A suicide bomber blew himself up outside an often-targeted army recruiting center Wednesday, killing at least eight people, as Iraqis nationwide held three minutes of silence to commemorate victims of two of the recent bombings.
The latest round of violence came as Sunni Arab members of the panel drafting Iraq's new constitution announced they were pulling out after two of their colleagues were murdered a day earlier.
At least 26 would-be recruits were also wounded in the 9:30am attack outside the main gate at the Muthanna recruitment center, an interior ministry official said.
PHOTO: AFP
The blast came 10 days after another suicide bomber killed at least 21 would-be recruits waiting at the same gate.
The Muthanna base, a former airfield, has been attacked more than six times over the past months.
Earlier Wednesday, two car bombs were reported in former president Saddam Hussein's hometown of Tikrit, with at least two wounded, the official said.
Iraq is reeling under a blitz of bombings that have killed at least 200 and wounded hundreds more over the past week.
Two of the deadliest recent attacks occurred in Baghdad on July 13 and in the southern town of Al-Musayyib late Saturday.
In the Baghdad attack, a suicide bomber blew himself up as US soldiers handed out chocolates in a local neighborhood, killing 32 children, while a bomber blew up a propane gas tanker in Al-Musayyib, killing 83 and wounding 151.
The nation came to a standstill for three minutes at noon yesterday to commemorate the victims of these two killings.
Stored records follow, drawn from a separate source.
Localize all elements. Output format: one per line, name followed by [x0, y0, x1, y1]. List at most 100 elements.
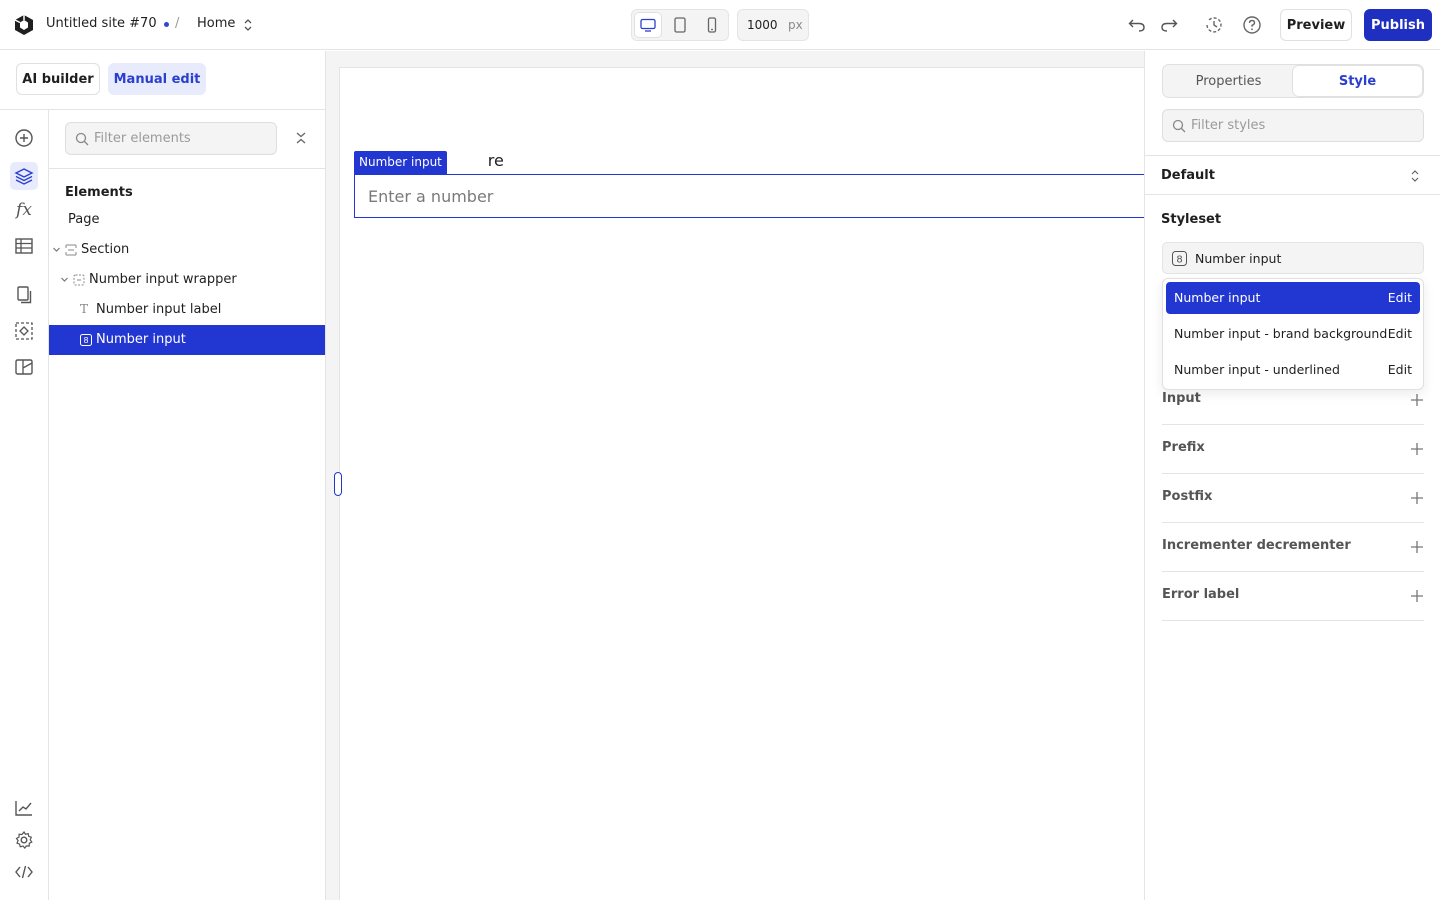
style-section-incrementer-decrementer[interactable]: Incrementer decrementer: [1162, 523, 1424, 572]
plus-icon[interactable]: [1410, 540, 1424, 554]
section-icon: [65, 244, 77, 256]
breadcrumb-separator: /: [175, 16, 180, 31]
styleset-edit-button[interactable]: Edit: [1388, 290, 1412, 305]
tree-item-label: Number input: [96, 332, 186, 347]
code-button[interactable]: [12, 860, 36, 884]
styleset-select[interactable]: 8 Number input: [1162, 242, 1424, 274]
search-icon: [75, 132, 89, 146]
canvas-resize-handle[interactable]: [334, 472, 342, 496]
tree-item-label: Number input label: [96, 302, 222, 317]
canvas-page[interactable]: Number inputs are Number input Enter a n…: [339, 67, 1146, 900]
tree-item-number-input-wrapper[interactable]: Number input wrapper: [49, 265, 325, 295]
tab-properties[interactable]: Properties: [1164, 66, 1293, 96]
top-bar: Untitled site #70 / Home 1000 px Preview…: [0, 0, 1440, 50]
undo-button[interactable]: [1126, 14, 1148, 36]
help-icon: [1243, 16, 1261, 34]
styleset-option-label: Number input - brand background: [1174, 326, 1388, 341]
pages-icon: [17, 286, 32, 304]
canvas-width-field[interactable]: 1000 px: [737, 9, 809, 41]
history-icon: [1206, 17, 1222, 33]
chevron-up-down-icon[interactable]: [242, 17, 254, 33]
site-name[interactable]: Untitled site #70: [46, 16, 157, 31]
style-section-prefix[interactable]: Prefix: [1162, 425, 1424, 474]
styleset-edit-button[interactable]: Edit: [1388, 362, 1412, 377]
redo-icon: [1161, 19, 1178, 32]
style-section-postfix[interactable]: Postfix: [1162, 474, 1424, 523]
state-selector[interactable]: Default: [1145, 155, 1440, 195]
chevron-down-icon[interactable]: [60, 275, 69, 284]
chevron-down-icon[interactable]: [52, 245, 61, 254]
analytics-button[interactable]: [12, 796, 36, 820]
mode-bar: AI builder Manual edit: [0, 51, 326, 110]
filter-styles-placeholder: Filter styles: [1191, 118, 1266, 133]
manual-edit-button[interactable]: Manual edit: [108, 63, 206, 95]
settings-button[interactable]: [12, 828, 36, 852]
app-logo-icon[interactable]: [13, 14, 35, 36]
divider: [49, 168, 326, 169]
selected-element-badge: Number input: [354, 151, 447, 174]
tree-item-label: Section: [81, 242, 130, 257]
preview-button[interactable]: Preview: [1280, 9, 1352, 41]
layers-icon: [14, 168, 34, 185]
tree-item-number-input[interactable]: 8 Number input: [49, 325, 325, 355]
tablet-device-button[interactable]: [667, 13, 693, 37]
panel-tabs: Properties Style: [1162, 64, 1424, 98]
data-button[interactable]: [12, 234, 36, 258]
layers-panel: Filter elements Elements Page Section Nu…: [49, 110, 326, 900]
styleset-option[interactable]: Number input Edit: [1166, 282, 1420, 314]
style-section-label: Prefix: [1162, 440, 1205, 455]
style-section-label: Input: [1162, 391, 1201, 406]
plus-icon[interactable]: [1410, 589, 1424, 603]
canvas-width-value[interactable]: 1000: [747, 18, 778, 32]
plus-icon[interactable]: [1410, 442, 1424, 456]
state-label: Default: [1161, 168, 1215, 183]
settings-icon: [15, 830, 33, 849]
tree-item-number-input-label[interactable]: T Number input label: [49, 295, 325, 325]
function-icon: fx: [16, 200, 32, 220]
chevron-up-down-icon: [1411, 170, 1419, 182]
components-icon: [15, 322, 33, 340]
assets-icon: [15, 359, 33, 375]
layers-button[interactable]: [10, 162, 38, 190]
styleset-selected-value: Number input: [1195, 251, 1282, 266]
filter-elements-input[interactable]: Filter elements: [65, 122, 277, 155]
history-button[interactable]: [1203, 14, 1225, 36]
publish-button[interactable]: Publish: [1364, 9, 1432, 41]
filter-styles-input[interactable]: Filter styles: [1162, 109, 1424, 142]
styleset-option[interactable]: Number input - underlined Edit: [1166, 354, 1420, 386]
style-panel: Properties Style Filter styles Default S…: [1144, 51, 1440, 900]
add-element-button[interactable]: [12, 126, 36, 150]
filter-elements-placeholder: Filter elements: [94, 131, 191, 146]
pages-button[interactable]: [12, 283, 36, 307]
search-icon: [1172, 119, 1186, 133]
redo-button[interactable]: [1158, 14, 1180, 36]
style-section-label: Postfix: [1162, 489, 1213, 504]
collapse-all-icon[interactable]: [293, 130, 309, 146]
svg-text:8: 8: [83, 336, 88, 345]
tab-style[interactable]: Style: [1293, 66, 1422, 96]
assets-button[interactable]: [12, 355, 36, 379]
page-selector[interactable]: Home: [197, 16, 235, 31]
desktop-device-button[interactable]: [635, 13, 661, 37]
tree-item-label: Number input wrapper: [89, 272, 237, 287]
plus-icon[interactable]: [1410, 491, 1424, 505]
canvas-width-unit: px: [788, 18, 803, 32]
styleset-option[interactable]: Number input - brand background Edit: [1166, 318, 1420, 350]
number-input[interactable]: Enter a number: [354, 174, 1146, 218]
help-button[interactable]: [1241, 14, 1263, 36]
number-input-icon: 8: [1172, 251, 1187, 266]
formulas-button[interactable]: fx: [12, 198, 36, 222]
styleset-edit-button[interactable]: Edit: [1388, 326, 1412, 341]
style-section-error-label[interactable]: Error label: [1162, 572, 1424, 621]
mobile-device-button[interactable]: [699, 13, 725, 37]
tree-item-page[interactable]: Page: [49, 205, 325, 235]
plus-icon[interactable]: [1410, 393, 1424, 407]
container-icon: [73, 274, 85, 286]
components-button[interactable]: [12, 319, 36, 343]
tree-item-section[interactable]: Section: [49, 235, 325, 265]
ai-builder-button[interactable]: AI builder: [16, 63, 100, 95]
number-input-placeholder: Enter a number: [368, 187, 494, 206]
canvas-area: Number inputs are Number input Enter a n…: [326, 51, 1146, 900]
number-input-icon: 8: [80, 334, 92, 346]
table-icon: [15, 238, 33, 254]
The terrorists "feel that by killing our children we will bow down," said Prime Minister Ibrahim Jaafari, speaking to parliament in a televised broadcast, flanked by his Cabinet ministers. "But the people of Iraq have faced a dictatorial regime for three decades and they will not bow down."
Police brought traffic to a halt across the country, and people stood next to their vehicles in somber silence.
At least 37 people were killed in attacks across the country on Tuesday, including 10 workers in a bus carrying them to a US army base outside Baquba and three civilians killed when the bus careened out of control.
Tuesday's victims include Dhamin Hussein and Aziz Ibrahim, who were among 15 prominent Sunni Arabs from outside parliament invited to work on the panel drafting Iraq's new constitution.
Hussein and Ibrahim were gunned down in Baghdad on Tuesday, rattling hopes that the new charter might be completed ahead of schedule.
The minority Sunni Arabs, who were dominant under Saddam, are under-represented in parliament because they largely boycotted legislative elections last month.
Sunnis are also believed to provide the main backbone for the ongoing insurgency.
A top aide, Mijbil Alshiekh Isa, originally identified as a member of the panel, was also killed, a spokesman for Sunnis' National Dialogue Council said Wednesday.
More ominously Salah al-Mutlaq, said four other Sunni Arab constitutional drafters from his group have resigned following the assassination of their colleagues.
The charter is a key stage in Iraq's political transition. It is also a milestone on the path to an eventual US military withdrawal from Iraq.
The document must be finished by Aug. 15 and put to a national referendum by October 15, according to the transitional administrative law serving as a temporary constitution, ahead of legislative elections in December.
Former premier Iyad Allawi, whose party is the third largest in parliament, said Tuesday negotiators agreed that the document would be based on the law, which was written during the period of the US-appointed Coalition Provisional Authority.
However, a draft chapter obtained by the New York Times showed that the new constitution would greatly curtail women's rights, imposing Sharia, or Islamic law, in personal matters like marriage, divorce and inheritance, as well as female representation in parliament.